Por fim, a falta de um padrão tático também assombra os torcedores. Sem demonstrar o mínimo de qualidade coletiva desde 2015, as últimas temporadas do Leão foram baseadas nas individualidades e na estrela de seus atletas, como: Marinho em 2016 e Trellez em 2017. Quando ninguém brilhou, veio a queda em 2018 e o péssimo momento em 2019.

Mentalidade

Em 2019, o abatimento dos torcedores se reflete nos baixíssimos públicos do Barradão (Foto: Juliana Lisboa)

Outras questões importantes são vistas em afirmações de Paulo Carneiro e na atual fragilidade da torcida do Leão. As falas imediatistas e enfáticas do presidente, sempre cercadas de promessas, até podem empolgar os torcedores, algo necessário em meio a falta de perspectivas atuais, só não devem iludir. 

A mudança dos treinamentos para o período da manhã, por exemplo, foi bastante comentada porque, teoricamente, iriam acabar com "a moleza dos jogadores que não honram a camisa do clube". Contudo, a cada jogo fica mais claro que o problema não reside no horário do treino, mas sim na falta de qualidade do elenco e na falta de confiança de alguns atletas.

Os corriqueiros apagões que a equipe rubro-negra sofre tambem não são frutos do acaso. Nas três derrotas no campeonato, o Vitória abriu o placar e depois de levar o empate, simplesmente parou na partida. Contra Guarani e Botafogo-SP, os gols da virada ocorreram em espaços de dois e um minuto, respectivamente. Isso tudo somado nítido abatimento dos atletas, algo que, sem dúvidas, se reflete nas arquibancadas do Manoel Barradas.

Os baixos públicos no Barradão não simbolizam somente uma torcida insatisfeita com o elenco ou com a situação vivida atualmente, mas sim um problema muito maior. Ainda é possível enxergar esperanças de dias melhores para o clube em diversos torcedores, entretanto, o Santuário Rubro-Negro vem se tornando um mar de lamentações. O que se nota atualmente é: qualquer faísca no estádio Manoel Barradas vem se tornando um incêndio.


O contraste entre o atual momento do Barradão e os momentos áureos do Santuário Rubro-Negro é gritante (Foto: Maurícia da Matta/ EC Vitória)

Reconhecido nacionalmente pela força que traz ao Vitória, o "artilheiro rubro-negro" vem perdendo força nos últimos anos e isso impacta diretamente os desempenhos da equipe nos campeonatos. 

Em 2016, foram 28 pontos conquistados no Brasileirão e um aproveitamento de, aproximadamente, 49%. Na outra temporada, em 2017, foram somente 14 de 57 pontos disponíveis na competição e o pior aproveitamento entre os 20 times: aproximadamente, 25%. Já no último ano, em 2018, apenas 26 pontos e, aproximadamente, 45% de aproveitamento. 

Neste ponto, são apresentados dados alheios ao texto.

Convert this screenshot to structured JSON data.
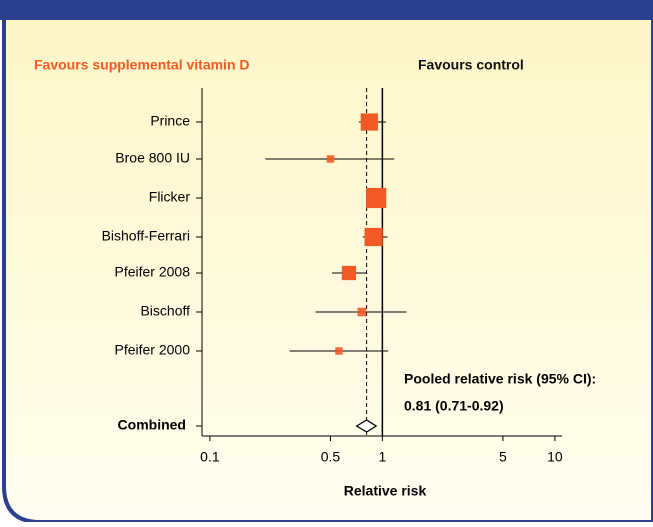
{
  "chart_data": {
    "type": "forest",
    "left_label": "Favours supplemental vitamin D",
    "right_label": "Favours control",
    "categories": [
      "Prince",
      "Broe 800 IU",
      "Flicker",
      "Bishoff-Ferrari",
      "Pfeifer 2008",
      "Bischoff",
      "Pfeifer 2000"
    ],
    "values": [
      0.84,
      0.5,
      0.92,
      0.89,
      0.64,
      0.76,
      0.56
    ],
    "lower": [
      0.73,
      0.21,
      0.82,
      0.77,
      0.51,
      0.41,
      0.29
    ],
    "upper": [
      1.05,
      1.17,
      1.04,
      1.07,
      0.81,
      1.38,
      1.08
    ],
    "weights": [
      16,
      3,
      22,
      18,
      11,
      4,
      3
    ],
    "color": "#f15a24",
    "combined": {
      "label": "Combined",
      "value": 0.81,
      "lower": 0.71,
      "upper": 0.92
    },
    "annotation": [
      "Pooled relative risk (95% CI):",
      "0.81 (0.71-0.92)"
    ],
    "reference_line": 1,
    "xlabel": "Relative risk",
    "xscale": "log",
    "xlim": [
      0.09,
      11
    ],
    "xticks": [
      0.1,
      0.5,
      1,
      5,
      10
    ]
  }
}
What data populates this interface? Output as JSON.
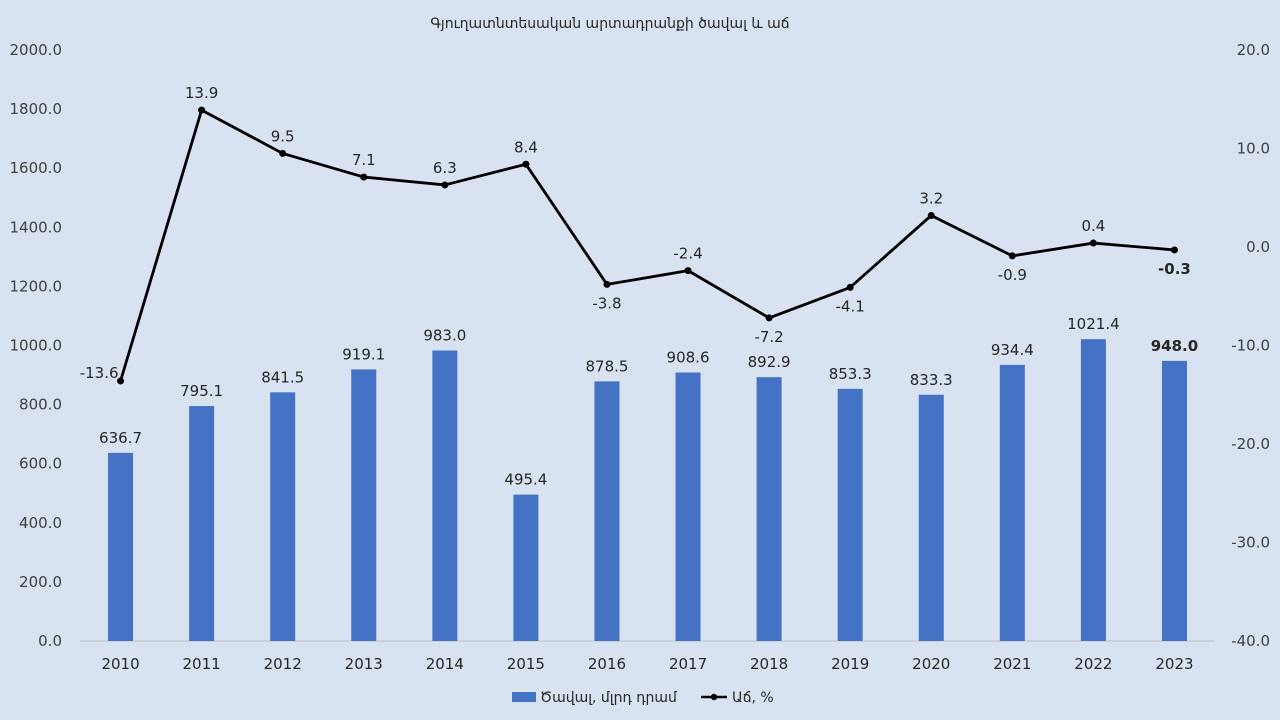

Para se ter uma ideia, levando em consideração que todas as partidas simbolizem três pontos, o Leão, historicamente, aproveitou 67% dos pontos dentro do Barradão. Em 741 partidas foram: 443 vitórias, 161 empates e 137 derrotas. Ou seja, de 2233 pontos possíveis, são 1490 conquistados. A diferença para as últimas temporadas é gritante.

Portanto, resta ao torcedor rubro-negro continuar apoiando, porque se não for com incentivo do maior patrimônio do clube, fica cada vez mais comprovado de que o acesso não será em 2019. Resta ao torcedor tentar resgatar o Leão desse poço que vem se tornando cada vez mais fundo.